# Angular momentum or work-energy balance?

1. Aug 11, 2013

### cambo86

[Broken]
The apparatus above has an initial angular velocity of $\omega_{1}$ as the rods are released. I need to find the angular velocity $\omega_{2}$ of the apparatus at the bottom.

I've tried 3 methods.
First I tried a work-energy balance where I included a gravitational potential energy.
$KE_{1} + PE = KE_{2}$
$0.5 I_{1}\omega_{1}^{2} + mgh = 0.5 I_{2}\omega_{2}^{2}$

Then I figured that the potential energy is going to only contribute to an increase in velocity of the arms falling down so I dropped the PE term and got,
$0.5 I_{1}\omega_{1}^{2} = 0.5 I_{2}\omega_{2}^{2}$

I'm just wondering which is correct?

Then I spoke to another student in the class and he said he used conservation of angular momentum. So, he got,
$I_{1}\omega_{1} = I_{2}\omega_{2}$

Last edited by a moderator: May 6, 2017
2. Aug 11, 2013

### cambo86

The angular momentum I have to solve for is indicated by N in the picture.

3. Aug 11, 2013

### TSny

Hello.

There are no external torques acting on the apparatus. So, total angular momentum about the vertical rotation axis will be conserved. So, $I_1\omega_1 = I_2\omega_2$ will get the answer.

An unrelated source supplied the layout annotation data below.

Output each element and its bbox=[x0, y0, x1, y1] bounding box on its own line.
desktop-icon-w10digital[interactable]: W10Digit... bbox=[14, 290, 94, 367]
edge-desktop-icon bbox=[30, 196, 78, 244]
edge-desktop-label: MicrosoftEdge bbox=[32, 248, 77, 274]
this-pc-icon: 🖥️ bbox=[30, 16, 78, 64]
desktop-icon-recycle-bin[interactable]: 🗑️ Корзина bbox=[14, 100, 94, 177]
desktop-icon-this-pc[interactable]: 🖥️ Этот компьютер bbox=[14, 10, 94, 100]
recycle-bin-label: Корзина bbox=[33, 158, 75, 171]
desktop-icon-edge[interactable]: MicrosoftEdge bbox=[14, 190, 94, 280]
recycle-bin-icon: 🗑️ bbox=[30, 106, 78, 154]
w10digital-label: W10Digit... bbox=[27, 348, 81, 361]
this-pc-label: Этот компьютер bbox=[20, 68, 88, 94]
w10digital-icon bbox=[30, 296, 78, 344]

Energy conservation is interesting here. If you assume no dissipation of mechanical energy due to friction in the horizontal pins through the ends of the rods, then total mechanical energy will be conserved. When the rods reach the horizontal position, they will be rotating about the pins as well as rotating about the vertical axis. So, you would have to write the equation of conservation of energy as $$KE_1 + PE = KE_2 + KE'$$ where $KE_1$ and $KE_2$ are the initial and final KE's associated with rotation about the vertical axis and $KE'$ is the kinetic energy associated with the rotation of the rods about the pins in the ends of the rods at the instant the rods are horizontal. Both $KE_2$ and $KE'$ are unknowns, so the energy equation alone does not allow you to get the answer.

Although you might expect $KE'$ to equal $PE$, it turns out that $KE'$ is greater than $PE$. So, when the arms reach the horizontal position, they have more KE of rotation about the horizontal pins than the amount of initial PE. Thus, it must be that some of the initial $KE_1$ about the vertical axis is transferred to $KE'$. This in turn means that $KE_2 < KE_1$; i.e., the final KE about the vertical axis is less than the initial KE about the vertical axis.

You can verify this by first using conservation of angular momentum to get $\omega_2$ and then calculating $KE_2$ to see that $KE_2 < KE_1$.